Captive portal random deaths

cmb

Root cause there is PHP's dying. With fastcgi, I guess that's 2.1.x or older version on there. Upgrade to 2.2.4 first, php-fpm is better in that regard if it's some scalability issue, and you could be triggering some problem in the old PHP version.

Gertjan

This guy:
@carzin:

Oct 26 15:21:30 lighttpd[32515]: (mod_evasive.c.183) 172.18.8.102 turned away. Too many connections.

is it a client on the captive portal ?

If so, its probably a case of a lousy written 'app' that doesn't understand what a 'portal' is and hammering your your portal. The portal send over a 'login page', the client (172.18.8.102) doesn't want that page, and keeps asking again and again …. up until 'no more resources' and PHP breaks.

But, hey, that's just a thought. Can't remember well these issues with ancient versions ;)

cmb

@Gertjan:

This guy:
@carzin:

Oct 26 15:21:30 lighttpd[32515]: (mod_evasive.c.183) 172.18.8.102 turned away. Too many connections.

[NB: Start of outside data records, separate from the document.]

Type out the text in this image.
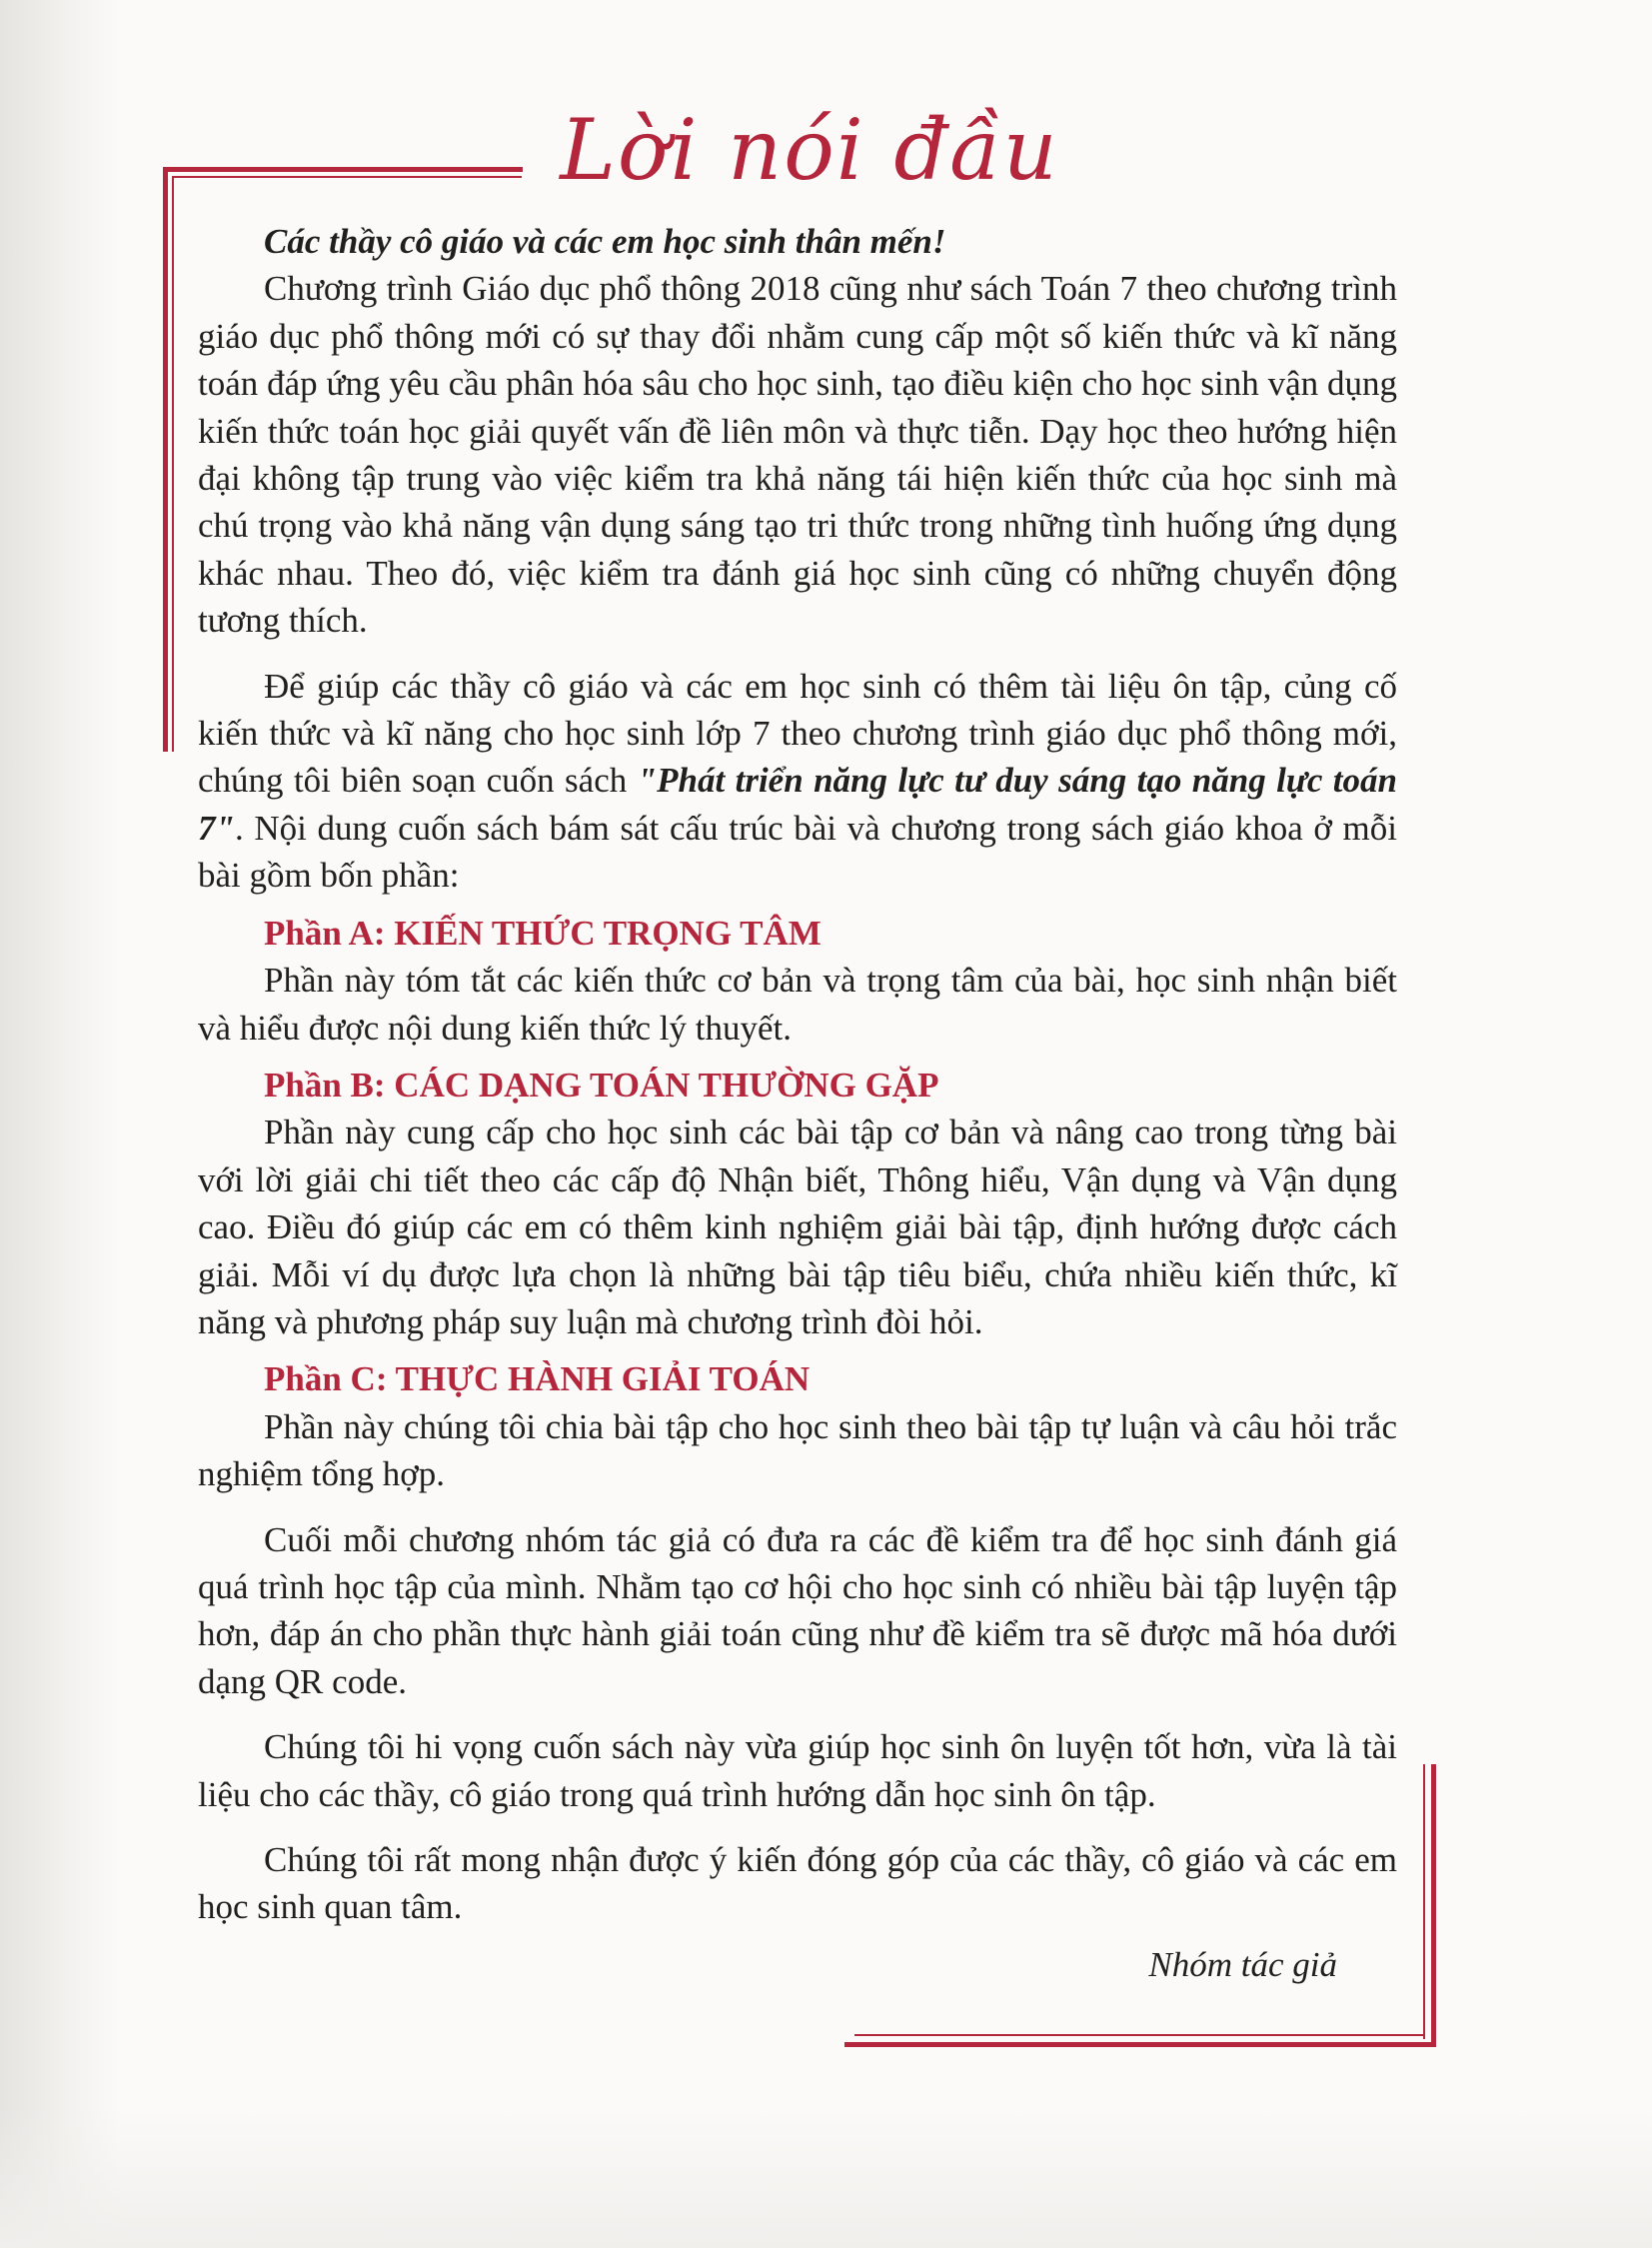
Lời nói đầu

Các thầy cô giáo và các em học sinh thân mến!

Chương trình Giáo dục phổ thông 2018 cũng như sách Toán 7 theo chương trình giáo dục phổ thông mới có sự thay đổi nhằm cung cấp một số kiến thức và kĩ năng toán đáp ứng yêu cầu phân hóa sâu cho học sinh, tạo điều kiện cho học sinh vận dụng kiến thức toán học giải quyết vấn đề liên môn và thực tiễn. Dạy học theo hướng hiện đại không tập trung vào việc kiểm tra khả năng tái hiện kiến thức của học sinh mà chú trọng vào khả năng vận dụng sáng tạo tri thức trong những tình huống ứng dụng khác nhau. Theo đó, việc kiểm tra đánh giá học sinh cũng có những chuyển động tương thích.

Để giúp các thầy cô giáo và các em học sinh có thêm tài liệu ôn tập, củng cố kiến thức và kĩ năng cho học sinh lớp 7 theo chương trình giáo dục phổ thông mới, chúng tôi biên soạn cuốn sách "Phát triển năng lực tư duy sáng tạo năng lực toán 7". Nội dung cuốn sách bám sát cấu trúc bài và chương trong sách giáo khoa ở mỗi bài gồm bốn phần:

Phần A: KIẾN THỨC TRỌNG TÂM

Phần này tóm tắt các kiến thức cơ bản và trọng tâm của bài, học sinh nhận biết và hiểu được nội dung kiến thức lý thuyết.

Phần B: CÁC DẠNG TOÁN THƯỜNG GẶP

Phần này cung cấp cho học sinh các bài tập cơ bản và nâng cao trong từng bài với lời giải chi tiết theo các cấp độ Nhận biết, Thông hiểu, Vận dụng và Vận dụng cao. Điều đó giúp các em có thêm kinh nghiệm giải bài tập, định hướng được cách giải. Mỗi ví dụ được lựa chọn là những bài tập tiêu biểu, chứa nhiều kiến thức, kĩ năng và phương pháp suy luận mà chương trình đòi hỏi.

Phần C: THỰC HÀNH GIẢI TOÁN

Phần này chúng tôi chia bài tập cho học sinh theo bài tập tự luận và câu hỏi trắc nghiệm tổng hợp.

Cuối mỗi chương nhóm tác giả có đưa ra các đề kiểm tra để học sinh đánh giá quá trình học tập của mình. Nhằm tạo cơ hội cho học sinh có nhiều bài tập luyện tập hơn, đáp án cho phần thực hành giải toán cũng như đề kiểm tra sẽ được mã hóa dưới dạng QR code.

Chúng tôi hi vọng cuốn sách này vừa giúp học sinh ôn luyện tốt hơn, vừa là tài liệu cho các thầy, cô giáo trong quá trình hướng dẫn học sinh ôn tập.

Chúng tôi rất mong nhận được ý kiến đóng góp của các thầy, cô giáo và các em học sinh quan tâm.

Nhóm tác giả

is it a client on the captive portal ?

If so, its probably a case of a lousy written 'app' that doesn't understand what a 'portal' is and hammering your your portal. The portal send over a 'login page', the client (172.18.8.102) doesn't want that page, and keeps asking again and again …. up until 'no more resources' and PHP breaks.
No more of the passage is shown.